E-sports are becoming bigger than simply the size of the monitors they are played on. With new sponsors, organizations, and funding entering the mix, the e-sports scene is only continuing to prove itself more than simply the “new kid on the block.” But as e-sports continues to grow, it is uncertain whether it will begin to look more like a traditional sports league or it’s own entity entirely.
There are many reasons to believe that e-sports will begin to model itself after traditional sports leagues. To see why, one doesn’t need to look further than the teams in the Overwatch League. For those unfamiliar, the Overwatch League follows a franchising model similar to that of traditional sports. Each team in the league is registered to a city, such as the Boston Uprising, Seoul Dynasty, or Los Angeles Gladiators. What this does from an audience standpoint is allow for prospective viewers to match teams with cities that they identify with. What this does from a league perspective is allow for teams to have an impact on the communities they represent. This is done primarily through events located in each team’s respective city.
I recently had the pleasure of attending such an event when the Boston Uprising hosted an event while I was in the Greater Boston area. The organization had planned a medley of events for that weekend including a meet and greet at a gaming cafe and another at an arcade, a collegiate league tournament for Boston-area colleges to compete in, as well as a clothing collaboration and autograph signing at a local clothing store. At each event they hosted, they held a toy drive for attendees to donate to youths in need.

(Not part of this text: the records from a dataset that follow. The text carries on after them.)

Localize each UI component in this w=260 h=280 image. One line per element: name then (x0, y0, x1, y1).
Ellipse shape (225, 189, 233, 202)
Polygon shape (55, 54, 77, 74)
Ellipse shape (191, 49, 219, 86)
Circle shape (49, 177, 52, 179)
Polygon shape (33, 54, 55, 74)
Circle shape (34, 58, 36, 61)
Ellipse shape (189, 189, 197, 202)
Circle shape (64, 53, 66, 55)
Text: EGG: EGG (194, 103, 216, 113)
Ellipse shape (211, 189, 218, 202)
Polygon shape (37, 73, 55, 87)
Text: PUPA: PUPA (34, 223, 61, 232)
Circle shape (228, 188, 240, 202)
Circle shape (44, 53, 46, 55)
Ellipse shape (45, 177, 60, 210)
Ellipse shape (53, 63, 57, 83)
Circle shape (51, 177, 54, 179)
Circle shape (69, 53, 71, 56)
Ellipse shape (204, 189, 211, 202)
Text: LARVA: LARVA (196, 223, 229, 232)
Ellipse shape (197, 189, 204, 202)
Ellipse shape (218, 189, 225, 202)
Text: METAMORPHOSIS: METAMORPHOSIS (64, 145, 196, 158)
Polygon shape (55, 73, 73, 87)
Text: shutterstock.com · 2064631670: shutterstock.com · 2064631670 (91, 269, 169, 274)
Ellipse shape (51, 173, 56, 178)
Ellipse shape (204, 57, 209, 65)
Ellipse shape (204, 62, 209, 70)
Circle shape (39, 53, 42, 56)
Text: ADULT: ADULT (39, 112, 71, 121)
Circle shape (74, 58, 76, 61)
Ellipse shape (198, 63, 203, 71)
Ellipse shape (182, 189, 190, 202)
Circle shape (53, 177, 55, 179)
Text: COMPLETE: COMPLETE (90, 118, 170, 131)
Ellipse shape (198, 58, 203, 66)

Blizzard’s decision to use this franchising model has enabled teams, such as the Boston Uprising, to engage with their respective communities for the better. While the Overwatch League may be the most recent major league to be introduced to the e-sports ecosystem, it may have the biggest impact on the future of the industry. While people have long been comparing traditional sports to e-sports, the biggest difference between the two has arguably been that traditional sports teams have stadiums to host games in cities that the team represents. By adopting the franchising model of traditional sports, The Overwatch League has taken the first step to bridging this gap. Whether or not Blizzard, or any other developer for that matter, decides to build upon that remains to be seen. Nonetheless, the introduction of elements of traditional sports is a healthy addition to e-sports and one that will hopefully continue to keep the Overwatch League as much of a spectacle in future seasons as it was in it’s first season.